A FAST exam may be falsely negative when performed early in the patient’s course because there has not been enough time for sufficient fluid to accumulate. Repeating the FAST at intervals as well as anytime the patient’s condition changes (ie, hemodynamic status, development of new symptoms), will increase its overall sensitivity.11 The FAST exam is not intended to quantify the amount of intra-peritoneal fluid. Results should only be interpreted in the context of the patient’s specific clinical scenario and condition.

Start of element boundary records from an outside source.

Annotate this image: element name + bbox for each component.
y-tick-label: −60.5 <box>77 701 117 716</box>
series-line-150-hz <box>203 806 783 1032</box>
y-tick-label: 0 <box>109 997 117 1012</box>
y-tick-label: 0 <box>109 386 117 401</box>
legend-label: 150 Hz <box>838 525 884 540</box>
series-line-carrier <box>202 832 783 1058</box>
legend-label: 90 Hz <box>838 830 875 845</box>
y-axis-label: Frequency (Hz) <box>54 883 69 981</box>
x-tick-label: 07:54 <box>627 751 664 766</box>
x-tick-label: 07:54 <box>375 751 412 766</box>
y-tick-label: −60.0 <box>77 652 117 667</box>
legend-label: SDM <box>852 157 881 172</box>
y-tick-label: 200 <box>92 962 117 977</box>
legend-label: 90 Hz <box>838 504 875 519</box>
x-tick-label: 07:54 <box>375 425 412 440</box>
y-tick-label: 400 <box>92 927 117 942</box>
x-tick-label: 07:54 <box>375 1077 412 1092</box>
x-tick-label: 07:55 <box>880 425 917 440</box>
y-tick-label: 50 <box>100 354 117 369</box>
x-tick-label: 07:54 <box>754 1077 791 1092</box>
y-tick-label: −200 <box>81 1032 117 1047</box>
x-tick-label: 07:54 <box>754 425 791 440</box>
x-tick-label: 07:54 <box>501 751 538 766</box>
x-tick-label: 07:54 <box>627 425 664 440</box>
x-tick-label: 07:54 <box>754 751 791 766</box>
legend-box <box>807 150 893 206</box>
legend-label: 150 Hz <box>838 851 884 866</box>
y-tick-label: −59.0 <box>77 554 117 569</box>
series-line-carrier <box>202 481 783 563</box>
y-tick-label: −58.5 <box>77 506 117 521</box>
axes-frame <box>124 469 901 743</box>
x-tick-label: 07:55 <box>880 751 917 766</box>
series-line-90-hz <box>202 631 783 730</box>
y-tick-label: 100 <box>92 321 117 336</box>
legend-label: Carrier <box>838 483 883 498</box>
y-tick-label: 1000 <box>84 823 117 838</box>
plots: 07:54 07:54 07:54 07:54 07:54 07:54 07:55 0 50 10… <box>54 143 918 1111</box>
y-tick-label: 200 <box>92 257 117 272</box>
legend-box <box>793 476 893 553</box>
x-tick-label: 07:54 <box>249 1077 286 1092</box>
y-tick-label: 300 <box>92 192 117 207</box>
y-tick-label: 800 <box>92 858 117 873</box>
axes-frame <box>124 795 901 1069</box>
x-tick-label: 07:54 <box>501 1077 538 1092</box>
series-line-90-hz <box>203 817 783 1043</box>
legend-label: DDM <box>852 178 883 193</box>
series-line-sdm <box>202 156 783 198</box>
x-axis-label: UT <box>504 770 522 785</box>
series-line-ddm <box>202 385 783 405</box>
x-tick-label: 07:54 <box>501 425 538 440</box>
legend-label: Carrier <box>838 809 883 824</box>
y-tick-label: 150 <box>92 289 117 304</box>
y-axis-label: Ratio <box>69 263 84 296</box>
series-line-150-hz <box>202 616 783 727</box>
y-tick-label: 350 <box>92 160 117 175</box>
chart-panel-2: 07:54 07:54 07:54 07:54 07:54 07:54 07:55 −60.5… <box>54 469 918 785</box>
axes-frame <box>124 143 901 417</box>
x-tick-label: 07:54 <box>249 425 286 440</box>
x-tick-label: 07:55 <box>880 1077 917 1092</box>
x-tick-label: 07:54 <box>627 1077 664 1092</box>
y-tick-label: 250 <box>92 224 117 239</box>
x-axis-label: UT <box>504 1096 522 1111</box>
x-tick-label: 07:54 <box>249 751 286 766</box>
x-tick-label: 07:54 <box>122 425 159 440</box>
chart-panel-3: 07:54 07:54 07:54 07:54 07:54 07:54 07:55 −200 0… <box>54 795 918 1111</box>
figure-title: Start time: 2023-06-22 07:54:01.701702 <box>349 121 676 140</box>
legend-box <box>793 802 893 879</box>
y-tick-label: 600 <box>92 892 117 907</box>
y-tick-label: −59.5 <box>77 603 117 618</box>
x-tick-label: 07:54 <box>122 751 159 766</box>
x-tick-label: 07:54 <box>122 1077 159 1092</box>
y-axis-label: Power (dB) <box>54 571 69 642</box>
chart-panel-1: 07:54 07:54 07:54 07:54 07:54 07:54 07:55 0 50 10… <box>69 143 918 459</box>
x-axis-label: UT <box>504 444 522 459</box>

The EPSS has been described as a specific sonographic sign of pneumoperitoneum. The peritoneal stripe is normally seen as a thin echogenic line at the interface of the anterior abdominal wall and adjacent intraperitoneal fluid. In patients with pneumoperitoneum, small amounts of free air produce focal enhancement and apparent thickening of the peritoneal stripe (EPSS). (Fig. 4) Larger amounts of air may produce both the EPSS as well multiple reverberation artifacts, appearing as horizontal stripes and echogenic lines with comet tails.12,13
The patient was brought for emergency diagnostic angiography and laparoscopy. Two full thickness injuries to the bladder (lateral and at the dome) were identified along with a large amount of irrigation fluid in the abdomen. The injuries were repaired, and a ureteral stent and a Foley catheter were placed. No other intraperitoneal injuries were identified. The patient was discharged home on post-operative day 4, and he underwent a successful trial of void and ureteral stent removal 1 week later.
This case demonstrates the importance of the FAST examination, both as part of the primary trauma survey and as serial repeat FAST exams when the clinical condition changes (in this case, development of abdominal pain with bladder irrigation). This repeat FAST exam allowed for expedited definitive diagnosis and management for our patient.